Fangyuan Li
Helping businesses turn data into real-world impact. With 6+ years of experience in business intelligence, I build scalable data solutions that drive efficiency, innovation, and growth—across industries like manufacturing, healthcare, and cloud computing.
Featured Work
Here are a few projects that reflect my focus on data-driven transformation across Fortune 500 and tech-leading companies.
Amazon Web Services
GenAI Services Accelearator
I’m currently leading a cross-functional initiative to accelerate the deployment of GenAI products across AWS. To support this effort, I created a data tool that tracks the progress of individual solution architects and technical builders as they implement GenAI services for customers. The tool offers a comprehensive view of how GenAI deployment is progressing at the builder level—enabling leadership to coordinate efforts, identify momentum, and allocate support where it’s most needed. This initiative has already supported over 1,000 customers, helping the organization scale GenAI adoption more efficiently and deliver AI-driven solutions to the market at a faster pace.

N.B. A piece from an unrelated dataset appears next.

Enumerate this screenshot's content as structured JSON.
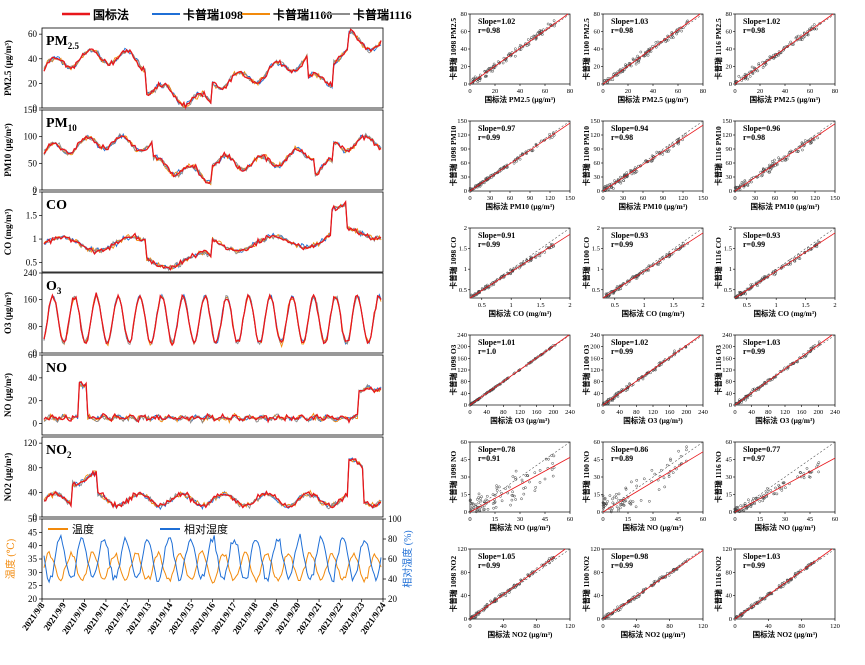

Cloud Migration Monitoring Tool & Deployment Pattern Accelerator
Recognizing a major inefficiency in how cloud services were being deployed, I initiated and led the development of a cloud migration monitoring tool that detects stalled customer workflows and highlights accounts requiring immediate technical support. This tool gave solution architects and account teams clearer visibility into deployment progress, allowing them to proactively intervene and resolve bottlenecks. As a result, stalled time during cloud migrations was reduced by 20%, contributing to a 16% year-over-year increase in successful migration rollouts across North America.In collaboration with the builder team, we found that many customer requests shared similar needs—especially when deploying certain GenAI or cloud products. To help scale these efforts efficiently, I developed a tool that measures the impact of applying repeatable deployment patterns across customer implementations. The tool quantifies how using established approaches improves delivery speed and consistency, allowing builders to deploy services more effectively at scale. By making this impact visible, the tool helped promote broader adoption of the pattern-based model across teams—accelerating product rollout for thousands of customers.These tools not only streamlined internal processes but also enabled organizations across diverse industries to adopt advanced cloud infrastructure more quickly and effectively.
CVS Health
At CVS Health, I developed a data tool that transformed how the risk adjustment operations team accessed and used their data. Previously, the team struggled with fragmented and inconsistent information, often pulling reports manually from a mix of backend databases and Excel files. This made it difficult to generate timely insights or support cross-functional decision-making.To address this, I built automated 10+ ETL workflows that consolidated data from 6 different sources and supported the migration of reporting infrastructure to the cloud. This tool not only cleaned and standardized the data but also enabled more frequent refreshes—replacing static reports with timely, trusted insights.The new solution significantly reduced 90% of manual reporting overhead and gave the team the ability to perform deeper analysis based on fresh, integrated data. Stakeholders could now monitor campaign performance, track risk scores, and adjust strategies with greater speed and confidence. By introducing automation, cloud accessibility, and analytical flexibility, I empowered the team to shift from reactive reporting to proactive, data-informed operations—contributing to more efficient and accurate healthcare delivery.
Caterpillar
To help transform the company’s approach to data-driven decision-making in sourcing, I designed and implemented a machine learning model that analyzed historical pricing, usage patterns, and supplier data to identify components—such as tubes, seals, and gaskets—with the highest cost-saving potential. The tool surfaced over 100 components that had been previously overlooked, providing sourcing teams with clear, data-backed opportunities to renegotiate supplier contracts and optimize procurement. This project replaced manual guesswork with predictive analytics, enabling more strategic and efficient decision-making. The success of this initiative not only delivered measurable cost savings but also demonstrated how advanced data science could modernize legacy operations and drive enterprise-wide transformation in industrial manufacturing.
About
I’m a data professional passionate about solving real-world problems with scalable analytics solutions. My experience spans from manufacturing to cloud computing, with a strong focus on data engineering, machine learning, visualization and optimization. I hold certifications such as AWS Certified Database – Specialty, Advanced Google Analytics, Oracle Database Associate, Tableau Desktop Specialist, and I actively share insights through published technical content.
When I’m not working on the data, you’ll find me writing online articles, learning emerging technologies, or experimenting with GenAI tools.